I think elementary math education in the USA is, on average, quite bad. The worst part about it is that the mental habits acquired during these formative years are nearly impossible to break. I’m fairly competent at math now (though, I don’t know as much as I’d like), but I still struggle against the attitudes and habits from school. How much more understanding would I have if my early education had been more appropriate?
Numerical arithmetic should look to children like a simpler and faster way of doing things that they know how to do already, not a set of mysterious recipes for getting right answers to meaningless questions.

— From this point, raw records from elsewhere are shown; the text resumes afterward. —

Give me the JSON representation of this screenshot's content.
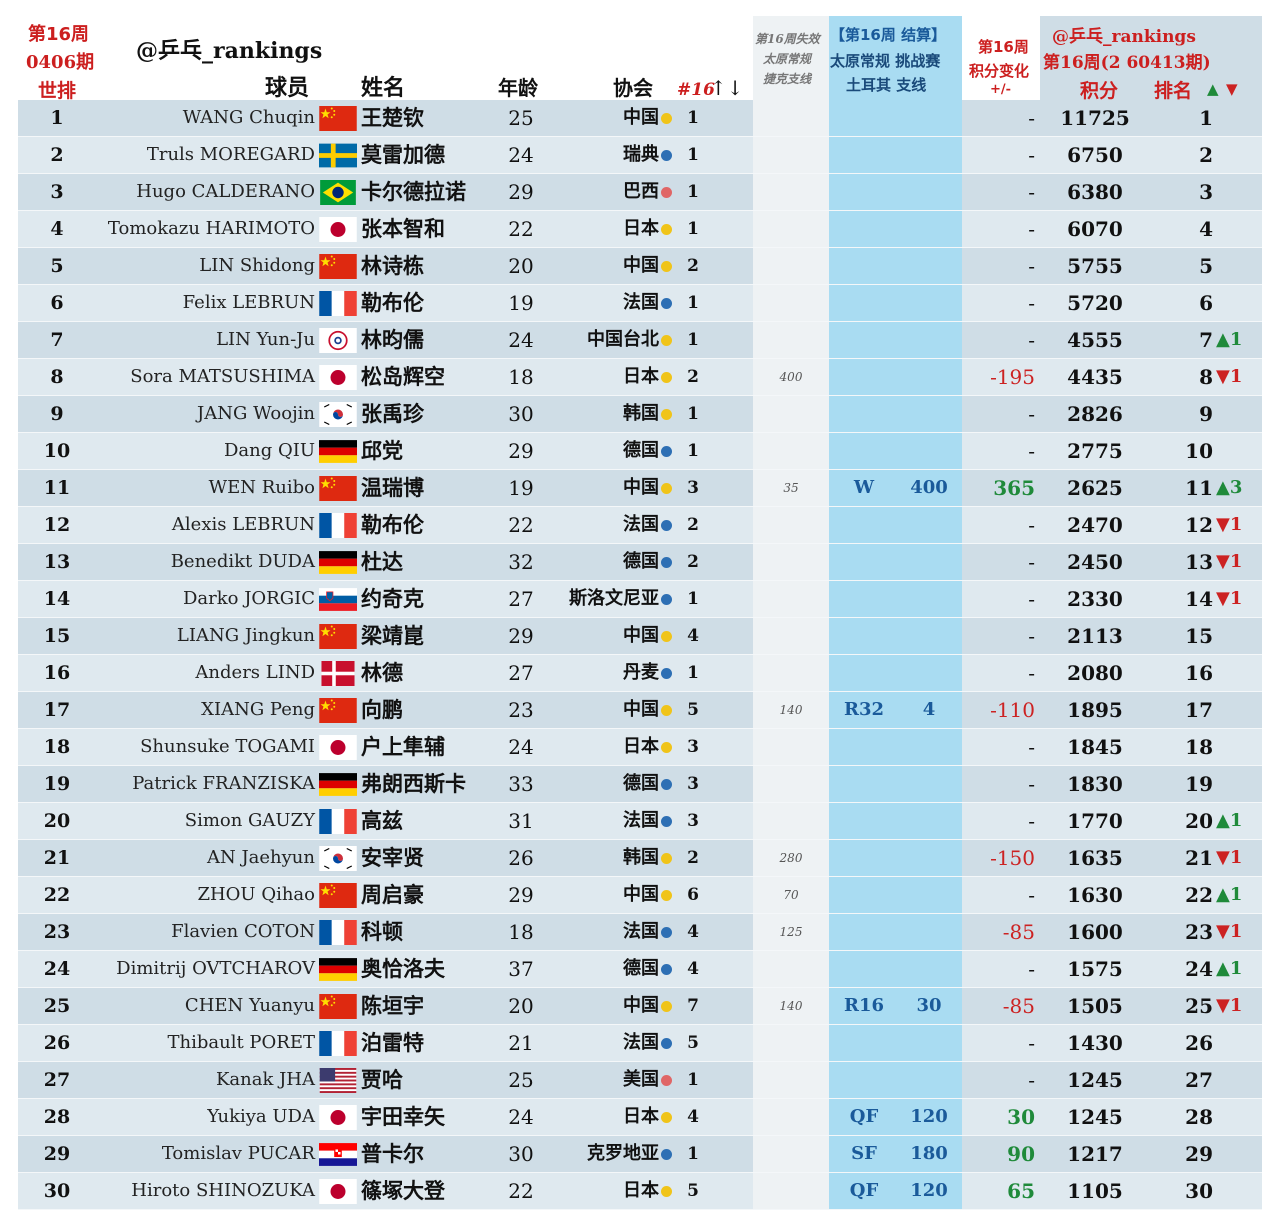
{
  "header": {
    "title_week": "第16周",
    "title_issue": "0406期",
    "title_world": "世排",
    "handle": "@乒乓_rankings",
    "col_player": "球员",
    "col_name": "姓名",
    "col_age": "年龄",
    "col_assoc": "协会",
    "col_no": "#16",
    "col_no_arrows": "↑↓",
    "lost_title": "第16周失效",
    "lost_sub1": "太原常规",
    "lost_sub2": "捷克支线",
    "settle_title": "【第16周 结算】",
    "settle_sub1": "太原常规 挑战赛",
    "settle_sub2": "土耳其 支线",
    "change_title": "第16周",
    "change_sub": "积分变化",
    "change_sign": "+/-",
    "right_handle": "@乒乓_rankings",
    "right_issue": "第16周(2 60413期)",
    "col_points": "积分",
    "col_rank": "排名",
    "up_arrow": "▲",
    "down_arrow": "▼"
  },
  "colors": {
    "cn": "#f0c419",
    "eu": "#2d6fb4",
    "am": "#e06666",
    "accent_red": "#cc1f1f",
    "settle_blue": "#a9dcf2"
  },
  "rows": [
    {
      "wr": "1",
      "en": "WANG Chuqin",
      "flag": "cn",
      "cn": "王楚钦",
      "age": "25",
      "assoc": "中国",
      "dot": "yellow",
      "n16": "1",
      "lost": "",
      "round": "",
      "spts": "",
      "chg": "-",
      "chg_type": "none",
      "pts": "11725",
      "rk": "1",
      "mv": "",
      "mv_type": ""
    },
    {
      "wr": "2",
      "en": "Truls MOREGARD",
      "flag": "se",
      "cn": "莫雷加德",
      "age": "24",
      "assoc": "瑞典",
      "dot": "blue",
      "n16": "1",
      "lost": "",
      "round": "",
      "spts": "",
      "chg": "-",
      "chg_type": "none",
      "pts": "6750",
      "rk": "2",
      "mv": "",
      "mv_type": ""
    },
    {
      "wr": "3",
      "en": "Hugo CALDERANO",
      "flag": "br",
      "cn": "卡尔德拉诺",
      "age": "29",
      "assoc": "巴西",
      "dot": "pink",
      "n16": "1",
      "lost": "",
      "round": "",
      "spts": "",
      "chg": "-",
      "chg_type": "none",
      "pts": "6380",
      "rk": "3",
      "mv": "",
      "mv_type": ""
    },
    {
      "wr": "4",
      "en": "Tomokazu HARIMOTO",
      "flag": "jp",
      "cn": "张本智和",
      "age": "22",
      "assoc": "日本",
      "dot": "yellow",
      "n16": "1",
      "lost": "",
      "round": "",
      "spts": "",
      "chg": "-",
      "chg_type": "none",
      "pts": "6070",
      "rk": "4",
      "mv": "",
      "mv_type": ""
    },
    {
      "wr": "5",
      "en": "LIN Shidong",
      "flag": "cn",
      "cn": "林诗栋",
      "age": "20",
      "assoc": "中国",
      "dot": "yellow",
      "n16": "2",
      "lost": "",
      "round": "",
      "spts": "",
      "chg": "-",
      "chg_type": "none",
      "pts": "5755",
      "rk": "5",
      "mv": "",
      "mv_type": ""
    },
    {
      "wr": "6",
      "en": "Felix LEBRUN",
      "flag": "fr",
      "cn": "勒布伦",
      "age": "19",
      "assoc": "法国",
      "dot": "blue",
      "n16": "1",
      "lost": "",
      "round": "",
      "spts": "",
      "chg": "-",
      "chg_type": "none",
      "pts": "5720",
      "rk": "6",
      "mv": "",
      "mv_type": ""
    },
    {
      "wr": "7",
      "en": "LIN Yun-Ju",
      "flag": "tpe",
      "cn": "林昀儒",
      "age": "24",
      "assoc": "中国台北",
      "dot": "yellow",
      "n16": "1",
      "lost": "",
      "round": "",
      "spts": "",
      "chg": "-",
      "chg_type": "none",
      "pts": "4555",
      "rk": "7",
      "mv": "▲1",
      "mv_type": "up"
    },
    {
      "wr": "8",
      "en": "Sora MATSUSHIMA",
      "flag": "jp",
      "cn": "松岛辉空",
      "age": "18",
      "assoc": "日本",
      "dot": "yellow",
      "n16": "2",
      "lost": "400",
      "round": "",
      "spts": "",
      "chg": "-195",
      "chg_type": "neg",
      "pts": "4435",
      "rk": "8",
      "mv": "▼1",
      "mv_type": "down"
    },
    {
      "wr": "9",
      "en": "JANG Woojin",
      "flag": "kr",
      "cn": "张禹珍",
      "age": "30",
      "assoc": "韩国",
      "dot": "yellow",
      "n16": "1",
      "lost": "",
      "round": "",
      "spts": "",
      "chg": "-",
      "chg_type": "none",
      "pts": "2826",
      "rk": "9",
      "mv": "",
      "mv_type": ""
    },
    {
      "wr": "10",
      "en": "Dang QIU",
      "flag": "de",
      "cn": "邱党",
      "age": "29",
      "assoc": "德国",
      "dot": "blue",
      "n16": "1",
      "lost": "",
      "round": "",
      "spts": "",
      "chg": "-",
      "chg_type": "none",
      "pts": "2775",
      "rk": "10",
      "mv": "",
      "mv_type": ""
    },
    {
      "wr": "11",
      "en": "WEN Ruibo",
      "flag": "cn",
      "cn": "温瑞博",
      "age": "19",
      "assoc": "中国",
      "dot": "yellow",
      "n16": "3",
      "lost": "35",
      "round": "W",
      "spts": "400",
      "chg": "365",
      "chg_type": "pos",
      "pts": "2625",
      "rk": "11",
      "mv": "▲3",
      "mv_type": "up"
    },
    {
      "wr": "12",
      "en": "Alexis LEBRUN",
      "flag": "fr",
      "cn": "勒布伦",
      "age": "22",
      "assoc": "法国",
      "dot": "blue",
      "n16": "2",
      "lost": "",
      "round": "",
      "spts": "",
      "chg": "-",
      "chg_type": "none",
      "pts": "2470",
      "rk": "12",
      "mv": "▼1",
      "mv_type": "down"
    },
    {
      "wr": "13",
      "en": "Benedikt DUDA",
      "flag": "de",
      "cn": "杜达",
      "age": "32",
      "assoc": "德国",
      "dot": "blue",
      "n16": "2",
      "lost": "",
      "round": "",
      "spts": "",
      "chg": "-",
      "chg_type": "none",
      "pts": "2450",
      "rk": "13",
      "mv": "▼1",
      "mv_type": "down"
    },
    {
      "wr": "14",
      "en": "Darko JORGIC",
      "flag": "si",
      "cn": "约奇克",
      "age": "27",
      "assoc": "斯洛文尼亚",
      "dot": "blue",
      "n16": "1",
      "lost": "",
      "round": "",
      "spts": "",
      "chg": "-",
      "chg_type": "none",
      "pts": "2330",
      "rk": "14",
      "mv": "▼1",
      "mv_type": "down"
    },
    {
      "wr": "15",
      "en": "LIANG Jingkun",
      "flag": "cn",
      "cn": "梁靖崑",
      "age": "29",
      "assoc": "中国",
      "dot": "yellow",
      "n16": "4",
      "lost": "",
      "round": "",
      "spts": "",
      "chg": "-",
      "chg_type": "none",
      "pts": "2113",
      "rk": "15",
      "mv": "",
      "mv_type": ""
    },
    {
      "wr": "16",
      "en": "Anders LIND",
      "flag": "dk",
      "cn": "林德",
      "age": "27",
      "assoc": "丹麦",
      "dot": "blue",
      "n16": "1",
      "lost": "",
      "round": "",
      "spts": "",
      "chg": "-",
      "chg_type": "none",
      "pts": "2080",
      "rk": "16",
      "mv": "",
      "mv_type": ""
    },
    {
      "wr": "17",
      "en": "XIANG Peng",
      "flag": "cn",
      "cn": "向鹏",
      "age": "23",
      "assoc": "中国",
      "dot": "yellow",
      "n16": "5",
      "lost": "140",
      "round": "R32",
      "spts": "4",
      "chg": "-110",
      "chg_type": "neg",
      "pts": "1895",
      "rk": "17",
      "mv": "",
      "mv_type": ""
    },
    {
      "wr": "18",
      "en": "Shunsuke TOGAMI",
      "flag": "jp",
      "cn": "户上隼辅",
      "age": "24",
      "assoc": "日本",
      "dot": "yellow",
      "n16": "3",
      "lost": "",
      "round": "",
      "spts": "",
      "chg": "-",
      "chg_type": "none",
      "pts": "1845",
      "rk": "18",
      "mv": "",
      "mv_type": ""
    },
    {
      "wr": "19",
      "en": "Patrick FRANZISKA",
      "flag": "de",
      "cn": "弗朗西斯卡",
      "age": "33",
      "assoc": "德国",
      "dot": "blue",
      "n16": "3",
      "lost": "",
      "round": "",
      "spts": "",
      "chg": "-",
      "chg_type": "none",
      "pts": "1830",
      "rk": "19",
      "mv": "",
      "mv_type": ""
    },
    {
      "wr": "20",
      "en": "Simon GAUZY",
      "flag": "fr",
      "cn": "高兹",
      "age": "31",
      "assoc": "法国",
      "dot": "blue",
      "n16": "3",
      "lost": "",
      "round": "",
      "spts": "",
      "chg": "-",
      "chg_type": "none",
      "pts": "1770",
      "rk": "20",
      "mv": "▲1",
      "mv_type": "up"
    },
    {
      "wr": "21",
      "en": "AN Jaehyun",
      "flag": "kr",
      "cn": "安宰贤",
      "age": "26",
      "assoc": "韩国",
      "dot": "yellow",
      "n16": "2",
      "lost": "280",
      "round": "",
      "spts": "",
      "chg": "-150",
      "chg_type": "neg",
      "pts": "1635",
      "rk": "21",
      "mv": "▼1",
      "mv_type": "down"
    },
    {
      "wr": "22",
      "en": "ZHOU Qihao",
      "flag": "cn",
      "cn": "周启豪",
      "age": "29",
      "assoc": "中国",
      "dot": "yellow",
      "n16": "6",
      "lost": "70",
      "round": "",
      "spts": "",
      "chg": "-",
      "chg_type": "none",
      "pts": "1630",
      "rk": "22",
      "mv": "▲1",
      "mv_type": "up"
    },
    {
      "wr": "23",
      "en": "Flavien COTON",
      "flag": "fr",
      "cn": "科顿",
      "age": "18",
      "assoc": "法国",
      "dot": "blue",
      "n16": "4",
      "lost": "125",
      "round": "",
      "spts": "",
      "chg": "-85",
      "chg_type": "neg",
      "pts": "1600",
      "rk": "23",
      "mv": "▼1",
      "mv_type": "down"
    },
    {
      "wr": "24",
      "en": "Dimitrij OVTCHAROV",
      "flag": "de",
      "cn": "奥恰洛夫",
      "age": "37",
      "assoc": "德国",
      "dot": "blue",
      "n16": "4",
      "lost": "",
      "round": "",
      "spts": "",
      "chg": "-",
      "chg_type": "none",
      "pts": "1575",
      "rk": "24",
      "mv": "▲1",
      "mv_type": "up"
    },
    {
      "wr": "25",
      "en": "CHEN Yuanyu",
      "flag": "cn",
      "cn": "陈垣宇",
      "age": "20",
      "assoc": "中国",
      "dot": "yellow",
      "n16": "7",
      "lost": "140",
      "round": "R16",
      "spts": "30",
      "chg": "-85",
      "chg_type": "neg",
      "pts": "1505",
      "rk": "25",
      "mv": "▼1",
      "mv_type": "down"
    },
    {
      "wr": "26",
      "en": "Thibault PORET",
      "flag": "fr",
      "cn": "泊雷特",
      "age": "21",
      "assoc": "法国",
      "dot": "blue",
      "n16": "5",
      "lost": "",
      "round": "",
      "spts": "",
      "chg": "-",
      "chg_type": "none",
      "pts": "1430",
      "rk": "26",
      "mv": "",
      "mv_type": ""
    },
    {
      "wr": "27",
      "en": "Kanak JHA",
      "flag": "us",
      "cn": "贾哈",
      "age": "25",
      "assoc": "美国",
      "dot": "pink",
      "n16": "1",
      "lost": "",
      "round": "",
      "spts": "",
      "chg": "-",
      "chg_type": "none",
      "pts": "1245",
      "rk": "27",
      "mv": "",
      "mv_type": ""
    },
    {
      "wr": "28",
      "en": "Yukiya UDA",
      "flag": "jp",
      "cn": "宇田幸矢",
      "age": "24",
      "assoc": "日本",
      "dot": "yellow",
      "n16": "4",
      "lost": "",
      "round": "QF",
      "spts": "120",
      "chg": "30",
      "chg_type": "pos",
      "pts": "1245",
      "rk": "28",
      "mv": "",
      "mv_type": ""
    },
    {
      "wr": "29",
      "en": "Tomislav PUCAR",
      "flag": "hr",
      "cn": "普卡尔",
      "age": "30",
      "assoc": "克罗地亚",
      "dot": "blue",
      "n16": "1",
      "lost": "",
      "round": "SF",
      "spts": "180",
      "chg": "90",
      "chg_type": "pos",
      "pts": "1217",
      "rk": "29",
      "mv": "",
      "mv_type": ""
    },
    {
      "wr": "30",
      "en": "Hiroto SHINOZUKA",
      "flag": "jp",
      "cn": "篠塚大登",
      "age": "22",
      "assoc": "日本",
      "dot": "yellow",
      "n16": "5",
      "lost": "",
      "round": "QF",
      "spts": "120",
      "chg": "65",
      "chg_type": "pos",
      "pts": "1105",
      "rk": "30",
      "mv": "",
      "mv_type": ""
    }
  ]
}
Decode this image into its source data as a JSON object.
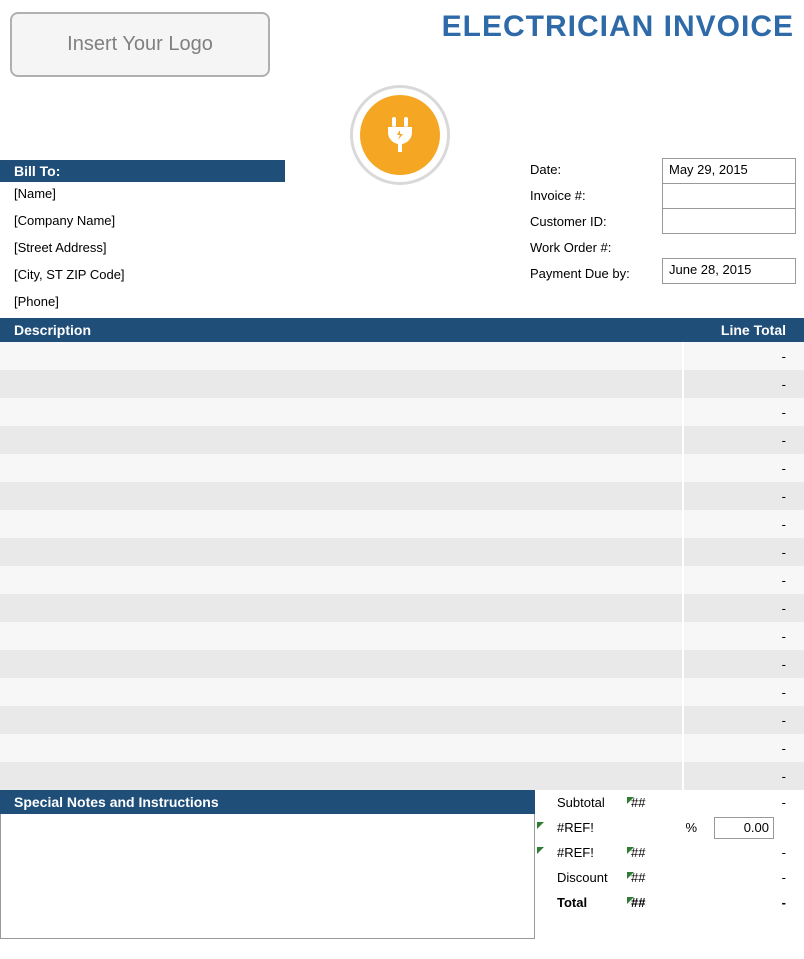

– John Holt, How Children Fail
This reminds me of the essay Guessing the Teacher’s Password by Eliezer Yudkowsky:
Suppose the teacher presents you with a confusing problem involving a metal plate next to a radiator; the far side feels warmer than the side next to the radiator. The teacher asks “Why?” If you say “I don’t know”, you have no chance of getting a gold star – it won’t even count as class participation. But, during the current semester, this teacher has used the phrases “because of heat convection”, “because of heat conduction”, and “because of radiant heat”. One of these is probably what the teacher wants. You say, “Eh, maybe because of heat conduction?”
This is not a hypothesis about the metal plate. This is not even a proper belief. It is an attempt to guess the teacher’s password.
I worry about my 2-year-old daughter’s future. Especially given the fact that I don’t know how to find good teachers. There is no thriving industry of teacher and school reviews like there is for some of the other products we use (see gadgets and cars, for example).